In this protocol, you will cast a 1% agarose gel, load the gel with DNA samples and ladder, and separate them using gel electrophoresis. You will need to have your DNA samples prepared and ready to load into the gel.
1% refers to the percentage of agarose in the volume of liquid. The gel percentage is calculated as (grams of agarose / milliliters of buffer) x 100%. In this gel, we are mixing 0.5g with 50mL, so the calculation is 0.5g / 50 mL x 100%, which gives us a 1% gel.

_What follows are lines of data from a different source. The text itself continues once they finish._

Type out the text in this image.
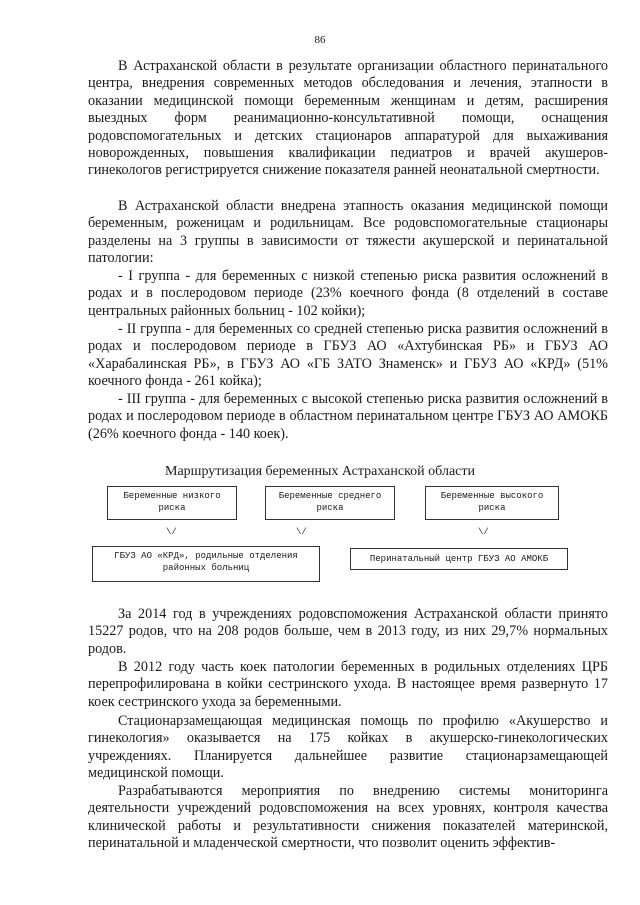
86

В Астраханской области в результате организации областного перинатального центра, внедрения современных методов обследования и лечения, этапности в оказании медицинской помощи беременным женщинам и детям, расширения выездных форм реанимационно-консультативной помощи, оснащения родовспомогательных и детских стационаров аппаратурой для выхаживания новорожденных, повышения квалификации педиатров и врачей акушеров-гинекологов регистрируется снижение показателя ранней неонатальной смертности.

В Астраханской области внедрена этапность оказания медицинской помощи беременным, роженицам и родильницам. Все родовспомогательные стационары разделены на 3 группы в зависимости от тяжести акушерской и перинатальной патологии:

- I группа - для беременных с низкой степенью риска развития осложнений в родах и в послеродовом периоде (23% коечного фонда (8 отделений в составе центральных районных больниц - 102 койки);

- II группа - для беременных со средней степенью риска развития осложнений в родах и послеродовом периоде в ГБУЗ АО «Ахтубинская РБ» и ГБУЗ АО «Харабалинская РБ», в ГБУЗ АО «ГБ ЗАТО Знаменск» и ГБУЗ АО «КРД» (51% коечного фонда - 261 койка);

- III группа - для беременных с высокой степенью риска развития осложнений в родах и послеродовом периоде в областном перинатальном центре ГБУЗ АО АМОКБ (26% коечного фонда - 140 коек).

Маршрутизация беременных Астраханской области
Беременные низкого риска
Беременные среднего риска
Беременные высокого риска
\/	\/	\/
ГБУЗ АО «КРД», родильные отделения районных больниц
Перинатальный центр ГБУЗ АО АМОКБ

За 2014 год в учреждениях родовспоможения Астраханской области принято 15227 родов, что на 208 родов больше, чем в 2013 году, из них 29,7% нормальных родов.

В 2012 году часть коек патологии беременных в родильных отделениях ЦРБ перепрофилирована в койки сестринского ухода. В настоящее время развернуто 17 коек сестринского ухода за беременными.

Стационарзамещающая медицинская помощь по профилю «Акушерство и гинекология» оказывается на 175 койках в акушерско-гинекологических учреждениях. Планируется дальнейшее развитие стационарзамещающей медицинской помощи.

Разрабатываются мероприятия по внедрению системы мониторинга деятельности учреждений родовспоможения на всех уровнях, контроля качества клинической работы и результативности снижения показателей материнской, перинатальной и младенческой смертности, что позволит оценить эффектив-
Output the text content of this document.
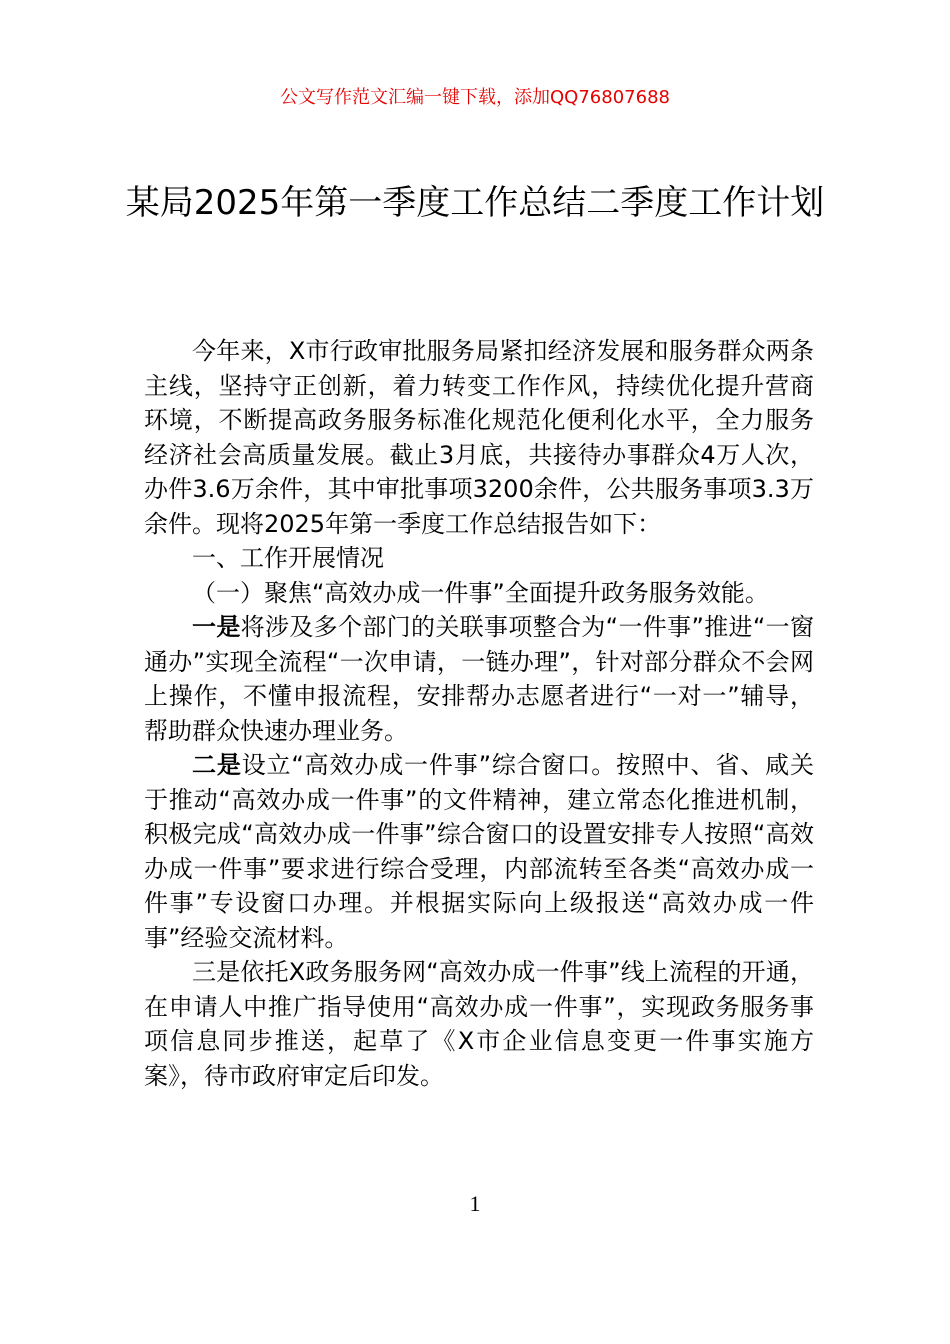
公文写作范文汇编一键下载，添加QQ76807688
某局2025年第一季度工作总结二季度工作计划

今年来，X市行政审批服务局紧扣经济发展和服务群众两条主线，坚持守正创新，着力转变工作作风，持续优化提升营商环境，不断提高政务服务标准化规范化便利化水平，全力服务经济社会高质量发展。截止3月底，共接待办事群众4万人次，办件3.6万余件，其中审批事项3200余件，公共服务事项3.3万余件。现将2025年第一季度工作总结报告如下：

一、工作开展情况

（一）聚焦“高效办成一件事”全面提升政务服务效能。

一是将涉及多个部门的关联事项整合为“一件事”推进“一窗通办”实现全流程“一次申请，一链办理”，针对部分群众不会网上操作，不懂申报流程，安排帮办志愿者进行“一对一”辅导，帮助群众快速办理业务。

二是设立“高效办成一件事”综合窗口。按照中、省、咸关于推动“高效办成一件事”的文件精神，建立常态化推进机制，积极完成“高效办成一件事”综合窗口的设置安排专人按照“高效办成一件事”要求进行综合受理，内部流转至各类“高效办成一件事”专设窗口办理。并根据实际向上级报送“高效办成一件事”经验交流材料。

三是依托X政务服务网“高效办成一件事”线上流程的开通，在申请人中推广指导使用“高效办成一件事”，实现政务服务事项信息同步推送，起草了《X市企业信息变更一件事实施方案》，待市政府审定后印发。

1
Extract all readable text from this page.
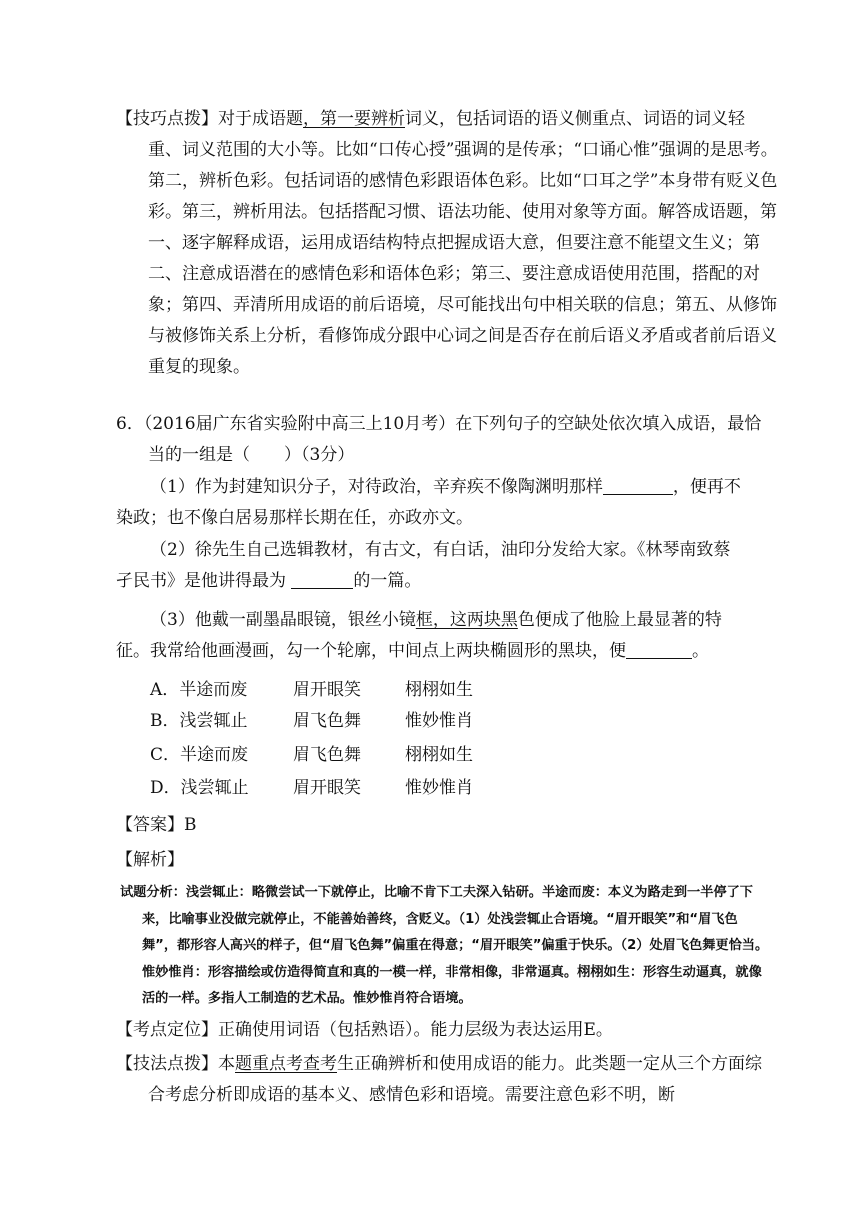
【技巧点拨】对于成语题，第一要辨析词义，包括词语的语义侧重点、词语的词义轻重、词义范围的大小等。比如“口传心授”强调的是传承；“口诵心惟”强调的是思考。第二，辨析色彩。包括词语的感情色彩跟语体色彩。比如“口耳之学”本身带有贬义色彩。第三，辨析用法。包括搭配习惯、语法功能、使用对象等方面。解答成语题，第一、逐字解释成语，运用成语结构特点把握成语大意，但要注意不能望文生义；第二、注意成语潜在的感情色彩和语体色彩；第三、要注意成语使用范围，搭配的对象；第四、弄清所用成语的前后语境，尽可能找出句中相关联的信息；第五、从修饰与被修饰关系上分析，看修饰成分跟中心词之间是否存在前后语义矛盾或者前后语义重复的现象。
6．（2016届广东省实验附中高三上10月考）在下列句子的空缺处依次填入成语，最恰当的一组是（　　）（3分）
（1）作为封建知识分子，对待政治，辛弃疾不像陶渊明那样	，便再不染政；也不像白居易那样长期在任，亦政亦文。
（2）徐先生自己选辑教材，有古文，有白话，油印分发给大家。《林琴南致蔡孑民书》是他讲得最为	的一篇。
（3）他戴一副墨晶眼镜，银丝小镜框，这两块黑色便成了他脸上最显著的特征。我常给他画漫画，勾一个轮廓，中间点上两块椭圆形的黑块，便	。
A．半途而废	眉开眼笑	栩栩如生
B．浅尝辄止	眉飞色舞	惟妙惟肖
C．半途而废	眉飞色舞	栩栩如生
D．浅尝辄止	眉开眼笑	惟妙惟肖
【答案】B
【解析】
试题分析：浅尝辄止：略微尝试一下就停止，比喻不肯下工夫深入钻研。半途而废：本义为路走到一半停了下来，比喻事业没做完就停止，不能善始善终，含贬义。（1）处浅尝辄止合语境。“眉开眼笑”和“眉飞色舞”，都形容人高兴的样子，但“眉飞色舞”偏重在得意；“眉开眼笑”偏重于快乐。（2）处眉飞色舞更恰当。惟妙惟肖：形容描绘或仿造得简直和真的一模一样，非常相像，非常逼真。栩栩如生：形容生动逼真，就像活的一样。多指人工制造的艺术品。惟妙惟肖符合语境。
【考点定位】正确使用词语（包括熟语）。能力层级为表达运用E。
【技法点拨】本题重点考查考生正确辨析和使用成语的能力。此类题一定从三个方面综合考虑分析即成语的基本义、感情色彩和语境。需要注意色彩不明，断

The standard percentage of agarose for a gel is usually about 1%. The percentage of agarose that is appropriate depends on the size of DNA fragments you are expecting to separate. The percentage of agarose determines how well the DNA separates, and the resolution of the final gel.
To make the gel, you will be dissolving two agarose tablets (2) in the 0.5x TBE Buffer (3), which you diluted in the guide to getting started with electrophoresis. You can use the glass beaker (1) that comes with the Biotechnology 101 Kit.
Drop two agarose tablets into the beaker, then fill the beaker with 0.5x TBE Buffer to the 50 mL mark. Wait for the agarose to dissolve. This might take a few minutes. Swirl the partially dissolved tablets in the buffer occasionally.